Но вот недавно к Ивану в мастерскую (ему дали-таки мастерскую, в дальнем районе, под трубой алюминиевого завода — от фтора стекла трескаются и осыпаются, как гнилые соты...) забрел полупьяный московский журналист, когда-то писавший о бульдозерной выставке, Алик Мазаев. Увидев гневные и почти примитивные картины Ивана, он опешил:

— Милый!., да ты — титан!.. — Он выражался только такими высокопарными словами. — Микельанджело!.. Как выписаны эти лица!.. Рембрандт и Сальвадор Дали!.. Ван-Гог и Репин!.. — Он считал, что он разбирается в живописи. — Как ты все это соединил?! Офонареть!.. Немедленно в Москву! Там мы найдем умных американцев... Тебе надо с выставкой на Запад, слышишь? Ты станешь миллионером!..

Иван мыл кисти и даже не оглядывался на гостя.

— Успокойся... Туда ехать — нужны спонсоры...

— Спонсоры, фуенсоры... Я помогу! Я найду деньги! Ты гений, — вопил, роняя очки, Алик Мазаев. Надевал их и снова бегал по мастерской, разглядывая холсты и картоны. Конечно же, этот человек ничем помочь не мог. Даже если напишет в газете... Что значит мнение его газеты, когда этих газет развелось миллион?..

И все же Иван полетел в Москву.
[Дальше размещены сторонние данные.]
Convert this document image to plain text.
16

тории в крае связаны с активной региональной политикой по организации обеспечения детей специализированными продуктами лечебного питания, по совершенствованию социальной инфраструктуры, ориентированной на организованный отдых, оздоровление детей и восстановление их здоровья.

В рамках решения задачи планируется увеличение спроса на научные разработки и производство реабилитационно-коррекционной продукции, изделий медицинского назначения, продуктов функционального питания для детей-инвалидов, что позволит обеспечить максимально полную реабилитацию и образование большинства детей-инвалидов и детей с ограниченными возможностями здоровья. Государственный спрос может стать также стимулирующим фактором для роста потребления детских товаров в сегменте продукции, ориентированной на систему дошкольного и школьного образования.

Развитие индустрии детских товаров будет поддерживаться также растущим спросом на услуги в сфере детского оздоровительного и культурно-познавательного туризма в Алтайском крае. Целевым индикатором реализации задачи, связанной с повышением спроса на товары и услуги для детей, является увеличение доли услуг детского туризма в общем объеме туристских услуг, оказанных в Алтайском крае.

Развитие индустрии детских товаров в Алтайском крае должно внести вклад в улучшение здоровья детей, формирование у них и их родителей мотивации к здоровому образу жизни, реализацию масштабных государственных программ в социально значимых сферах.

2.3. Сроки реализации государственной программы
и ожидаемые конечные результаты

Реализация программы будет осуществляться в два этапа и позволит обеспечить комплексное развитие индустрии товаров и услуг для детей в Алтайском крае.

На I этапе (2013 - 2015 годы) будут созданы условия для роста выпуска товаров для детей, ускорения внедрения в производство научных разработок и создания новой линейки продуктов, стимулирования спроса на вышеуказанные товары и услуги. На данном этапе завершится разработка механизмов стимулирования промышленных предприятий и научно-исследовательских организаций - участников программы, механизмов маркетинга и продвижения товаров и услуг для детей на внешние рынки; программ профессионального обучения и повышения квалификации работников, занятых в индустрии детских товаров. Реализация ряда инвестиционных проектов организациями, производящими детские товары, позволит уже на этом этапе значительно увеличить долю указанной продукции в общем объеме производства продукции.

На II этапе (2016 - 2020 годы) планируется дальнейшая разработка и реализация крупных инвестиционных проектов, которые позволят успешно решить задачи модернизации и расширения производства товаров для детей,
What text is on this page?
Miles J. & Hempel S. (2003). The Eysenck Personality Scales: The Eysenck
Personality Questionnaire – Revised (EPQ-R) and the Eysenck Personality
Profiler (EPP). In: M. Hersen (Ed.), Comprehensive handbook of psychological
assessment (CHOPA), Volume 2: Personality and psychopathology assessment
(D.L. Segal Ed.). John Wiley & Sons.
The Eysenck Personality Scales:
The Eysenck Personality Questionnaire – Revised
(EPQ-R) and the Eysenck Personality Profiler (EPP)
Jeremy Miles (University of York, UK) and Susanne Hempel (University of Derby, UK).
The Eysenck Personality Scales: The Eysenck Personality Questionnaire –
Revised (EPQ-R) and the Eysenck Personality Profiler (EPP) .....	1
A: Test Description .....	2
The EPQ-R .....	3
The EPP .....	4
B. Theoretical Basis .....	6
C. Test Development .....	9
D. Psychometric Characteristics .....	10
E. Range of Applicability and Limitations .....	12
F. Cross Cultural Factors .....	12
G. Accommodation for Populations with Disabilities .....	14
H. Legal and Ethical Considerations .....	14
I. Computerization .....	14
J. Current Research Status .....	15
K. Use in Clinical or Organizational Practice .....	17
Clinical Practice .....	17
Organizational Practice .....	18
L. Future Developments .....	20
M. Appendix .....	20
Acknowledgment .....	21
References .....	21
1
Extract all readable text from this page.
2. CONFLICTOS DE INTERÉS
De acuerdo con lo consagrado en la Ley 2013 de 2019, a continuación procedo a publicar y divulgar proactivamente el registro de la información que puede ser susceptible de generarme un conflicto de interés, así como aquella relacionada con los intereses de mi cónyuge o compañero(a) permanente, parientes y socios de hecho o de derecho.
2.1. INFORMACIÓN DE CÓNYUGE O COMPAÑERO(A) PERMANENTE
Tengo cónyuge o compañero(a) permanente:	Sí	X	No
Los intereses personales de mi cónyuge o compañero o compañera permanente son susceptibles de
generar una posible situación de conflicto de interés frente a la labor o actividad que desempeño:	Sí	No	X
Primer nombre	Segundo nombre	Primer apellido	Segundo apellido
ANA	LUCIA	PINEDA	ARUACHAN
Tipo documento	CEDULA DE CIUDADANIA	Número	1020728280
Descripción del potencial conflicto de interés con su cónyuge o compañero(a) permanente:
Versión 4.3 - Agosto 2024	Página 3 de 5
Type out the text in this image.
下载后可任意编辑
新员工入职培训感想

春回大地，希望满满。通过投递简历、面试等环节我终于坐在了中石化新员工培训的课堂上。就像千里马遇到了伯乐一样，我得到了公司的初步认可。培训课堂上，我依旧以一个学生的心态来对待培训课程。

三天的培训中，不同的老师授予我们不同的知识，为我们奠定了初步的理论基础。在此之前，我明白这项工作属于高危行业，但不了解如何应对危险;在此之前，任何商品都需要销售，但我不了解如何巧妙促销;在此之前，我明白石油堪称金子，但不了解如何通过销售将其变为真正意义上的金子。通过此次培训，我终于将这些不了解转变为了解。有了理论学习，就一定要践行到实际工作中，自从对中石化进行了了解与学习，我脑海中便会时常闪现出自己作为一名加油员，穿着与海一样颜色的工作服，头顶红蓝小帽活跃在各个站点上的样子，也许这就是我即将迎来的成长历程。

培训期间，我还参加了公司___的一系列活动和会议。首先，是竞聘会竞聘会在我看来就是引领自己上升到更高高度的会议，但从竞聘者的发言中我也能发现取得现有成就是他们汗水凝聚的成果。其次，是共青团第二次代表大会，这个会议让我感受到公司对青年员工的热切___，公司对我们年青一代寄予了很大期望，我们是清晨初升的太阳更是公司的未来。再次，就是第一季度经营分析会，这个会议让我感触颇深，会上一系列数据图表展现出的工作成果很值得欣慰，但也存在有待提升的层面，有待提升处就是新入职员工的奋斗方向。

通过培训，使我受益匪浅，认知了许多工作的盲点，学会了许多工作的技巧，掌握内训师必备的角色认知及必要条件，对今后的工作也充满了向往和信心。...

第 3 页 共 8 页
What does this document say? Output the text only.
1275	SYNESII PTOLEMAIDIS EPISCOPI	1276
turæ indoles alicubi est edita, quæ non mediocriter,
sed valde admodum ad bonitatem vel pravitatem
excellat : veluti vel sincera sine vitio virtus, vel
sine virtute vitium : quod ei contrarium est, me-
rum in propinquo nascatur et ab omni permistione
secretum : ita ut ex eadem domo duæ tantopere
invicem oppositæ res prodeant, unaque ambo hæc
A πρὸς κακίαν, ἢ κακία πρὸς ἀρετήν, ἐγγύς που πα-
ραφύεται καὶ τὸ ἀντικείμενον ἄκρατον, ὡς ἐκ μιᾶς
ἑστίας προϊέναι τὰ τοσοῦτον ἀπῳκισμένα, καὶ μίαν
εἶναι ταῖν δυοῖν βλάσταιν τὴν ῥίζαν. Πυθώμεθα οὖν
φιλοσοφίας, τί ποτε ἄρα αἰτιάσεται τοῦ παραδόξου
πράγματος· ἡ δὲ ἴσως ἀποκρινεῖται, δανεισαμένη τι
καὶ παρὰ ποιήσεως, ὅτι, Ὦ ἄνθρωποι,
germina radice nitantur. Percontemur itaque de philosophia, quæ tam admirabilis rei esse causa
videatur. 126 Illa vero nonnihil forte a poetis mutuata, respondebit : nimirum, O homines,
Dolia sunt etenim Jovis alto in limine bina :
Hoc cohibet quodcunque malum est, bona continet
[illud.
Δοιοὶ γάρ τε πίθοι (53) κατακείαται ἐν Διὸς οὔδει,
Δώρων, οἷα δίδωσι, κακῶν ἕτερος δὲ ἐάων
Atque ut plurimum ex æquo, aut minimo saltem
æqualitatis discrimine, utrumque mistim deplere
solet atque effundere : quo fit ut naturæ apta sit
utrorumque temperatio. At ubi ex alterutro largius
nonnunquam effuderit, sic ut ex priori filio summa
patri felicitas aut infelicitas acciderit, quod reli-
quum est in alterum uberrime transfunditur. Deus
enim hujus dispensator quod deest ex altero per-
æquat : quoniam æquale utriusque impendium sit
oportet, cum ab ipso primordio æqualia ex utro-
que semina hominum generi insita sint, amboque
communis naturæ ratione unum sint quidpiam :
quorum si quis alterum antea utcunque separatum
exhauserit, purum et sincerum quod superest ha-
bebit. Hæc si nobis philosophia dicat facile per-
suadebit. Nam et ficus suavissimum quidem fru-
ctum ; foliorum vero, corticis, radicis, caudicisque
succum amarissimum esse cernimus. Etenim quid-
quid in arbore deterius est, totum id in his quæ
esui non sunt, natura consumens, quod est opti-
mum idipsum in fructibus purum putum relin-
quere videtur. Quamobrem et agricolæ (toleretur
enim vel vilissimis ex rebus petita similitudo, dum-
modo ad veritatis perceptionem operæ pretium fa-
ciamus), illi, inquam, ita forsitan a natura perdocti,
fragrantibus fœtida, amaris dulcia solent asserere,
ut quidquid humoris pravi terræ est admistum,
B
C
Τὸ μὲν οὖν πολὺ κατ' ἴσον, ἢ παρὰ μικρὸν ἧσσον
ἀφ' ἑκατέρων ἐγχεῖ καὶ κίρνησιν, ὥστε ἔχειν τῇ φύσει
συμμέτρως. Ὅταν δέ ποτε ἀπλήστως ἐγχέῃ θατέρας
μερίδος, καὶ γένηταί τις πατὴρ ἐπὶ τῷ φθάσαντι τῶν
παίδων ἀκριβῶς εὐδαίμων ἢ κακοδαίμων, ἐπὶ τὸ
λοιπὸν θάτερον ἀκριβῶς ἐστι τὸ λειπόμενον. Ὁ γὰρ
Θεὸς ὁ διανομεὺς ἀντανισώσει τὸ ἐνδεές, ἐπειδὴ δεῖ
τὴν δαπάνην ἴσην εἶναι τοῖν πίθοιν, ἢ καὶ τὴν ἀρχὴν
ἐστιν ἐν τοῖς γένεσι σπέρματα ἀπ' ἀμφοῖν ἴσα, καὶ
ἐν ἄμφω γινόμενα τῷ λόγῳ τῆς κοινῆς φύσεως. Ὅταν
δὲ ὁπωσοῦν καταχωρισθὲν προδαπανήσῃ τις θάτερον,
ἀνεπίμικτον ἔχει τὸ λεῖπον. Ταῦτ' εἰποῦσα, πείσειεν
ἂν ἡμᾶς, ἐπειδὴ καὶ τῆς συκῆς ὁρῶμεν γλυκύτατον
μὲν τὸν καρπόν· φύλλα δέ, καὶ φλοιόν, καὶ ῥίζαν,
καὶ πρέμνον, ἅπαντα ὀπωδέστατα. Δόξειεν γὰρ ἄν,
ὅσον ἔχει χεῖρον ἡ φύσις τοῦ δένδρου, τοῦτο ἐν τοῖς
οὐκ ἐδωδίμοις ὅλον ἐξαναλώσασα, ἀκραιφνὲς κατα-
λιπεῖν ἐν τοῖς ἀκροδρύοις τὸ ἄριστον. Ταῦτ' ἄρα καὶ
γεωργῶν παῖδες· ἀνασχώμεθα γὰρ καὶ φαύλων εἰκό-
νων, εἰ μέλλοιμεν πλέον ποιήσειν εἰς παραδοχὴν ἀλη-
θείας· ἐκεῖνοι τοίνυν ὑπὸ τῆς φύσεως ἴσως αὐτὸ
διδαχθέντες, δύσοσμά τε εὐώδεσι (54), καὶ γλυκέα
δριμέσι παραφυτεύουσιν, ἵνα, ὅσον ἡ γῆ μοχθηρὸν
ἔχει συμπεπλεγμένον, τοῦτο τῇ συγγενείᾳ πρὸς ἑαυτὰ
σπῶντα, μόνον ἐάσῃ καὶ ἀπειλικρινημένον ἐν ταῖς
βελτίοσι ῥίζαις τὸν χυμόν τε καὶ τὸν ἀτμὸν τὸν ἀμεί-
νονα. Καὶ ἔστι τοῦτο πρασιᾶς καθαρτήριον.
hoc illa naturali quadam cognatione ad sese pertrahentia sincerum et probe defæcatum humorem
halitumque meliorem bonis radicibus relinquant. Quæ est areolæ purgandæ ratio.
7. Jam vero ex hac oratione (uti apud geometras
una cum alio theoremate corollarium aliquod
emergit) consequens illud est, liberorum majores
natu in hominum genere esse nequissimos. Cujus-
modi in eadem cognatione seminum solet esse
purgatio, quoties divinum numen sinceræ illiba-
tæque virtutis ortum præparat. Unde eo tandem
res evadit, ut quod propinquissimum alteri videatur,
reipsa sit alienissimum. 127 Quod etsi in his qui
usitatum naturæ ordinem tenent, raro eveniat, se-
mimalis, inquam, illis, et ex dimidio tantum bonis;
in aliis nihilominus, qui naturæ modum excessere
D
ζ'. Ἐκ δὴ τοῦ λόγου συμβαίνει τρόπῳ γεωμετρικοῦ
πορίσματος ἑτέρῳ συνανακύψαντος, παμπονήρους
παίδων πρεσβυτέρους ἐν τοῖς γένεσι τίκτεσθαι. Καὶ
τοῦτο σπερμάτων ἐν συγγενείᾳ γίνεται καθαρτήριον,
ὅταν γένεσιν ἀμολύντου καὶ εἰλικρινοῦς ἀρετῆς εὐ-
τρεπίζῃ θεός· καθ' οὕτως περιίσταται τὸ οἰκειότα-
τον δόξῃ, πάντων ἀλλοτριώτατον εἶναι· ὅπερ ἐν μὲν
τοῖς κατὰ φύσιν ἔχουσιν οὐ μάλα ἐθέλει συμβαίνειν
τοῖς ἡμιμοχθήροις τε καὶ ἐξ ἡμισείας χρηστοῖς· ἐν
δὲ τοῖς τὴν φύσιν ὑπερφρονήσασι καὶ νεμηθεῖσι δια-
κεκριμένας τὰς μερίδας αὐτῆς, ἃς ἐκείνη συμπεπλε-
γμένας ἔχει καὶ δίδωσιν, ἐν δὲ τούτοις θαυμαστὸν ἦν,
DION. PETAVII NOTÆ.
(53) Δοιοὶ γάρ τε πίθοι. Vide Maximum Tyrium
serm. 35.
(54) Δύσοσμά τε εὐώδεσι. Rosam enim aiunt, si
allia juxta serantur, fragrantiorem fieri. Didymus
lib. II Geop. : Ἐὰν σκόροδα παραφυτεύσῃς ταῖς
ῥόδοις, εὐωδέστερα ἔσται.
И вот, злой, издерганный полуголодной нынешней жизнью, стоял на лестничной площадке пропахшего кошками подъезда и смотрел на очередную золотую дощечку, которая указывала: вверх. Там некая Алена, которая может помочь. Такая же, как Сталина, только из демократок. „Да что она может придумать? Государство нагревало на духовность, на искусство... Рынок. Разве что есть знакомые иностранцы? Надо было хоть шоколадку купить". Махнув рукой, сгорая от стыда и почему-то все более озлобляясь, Иван затопал по лестницам выше.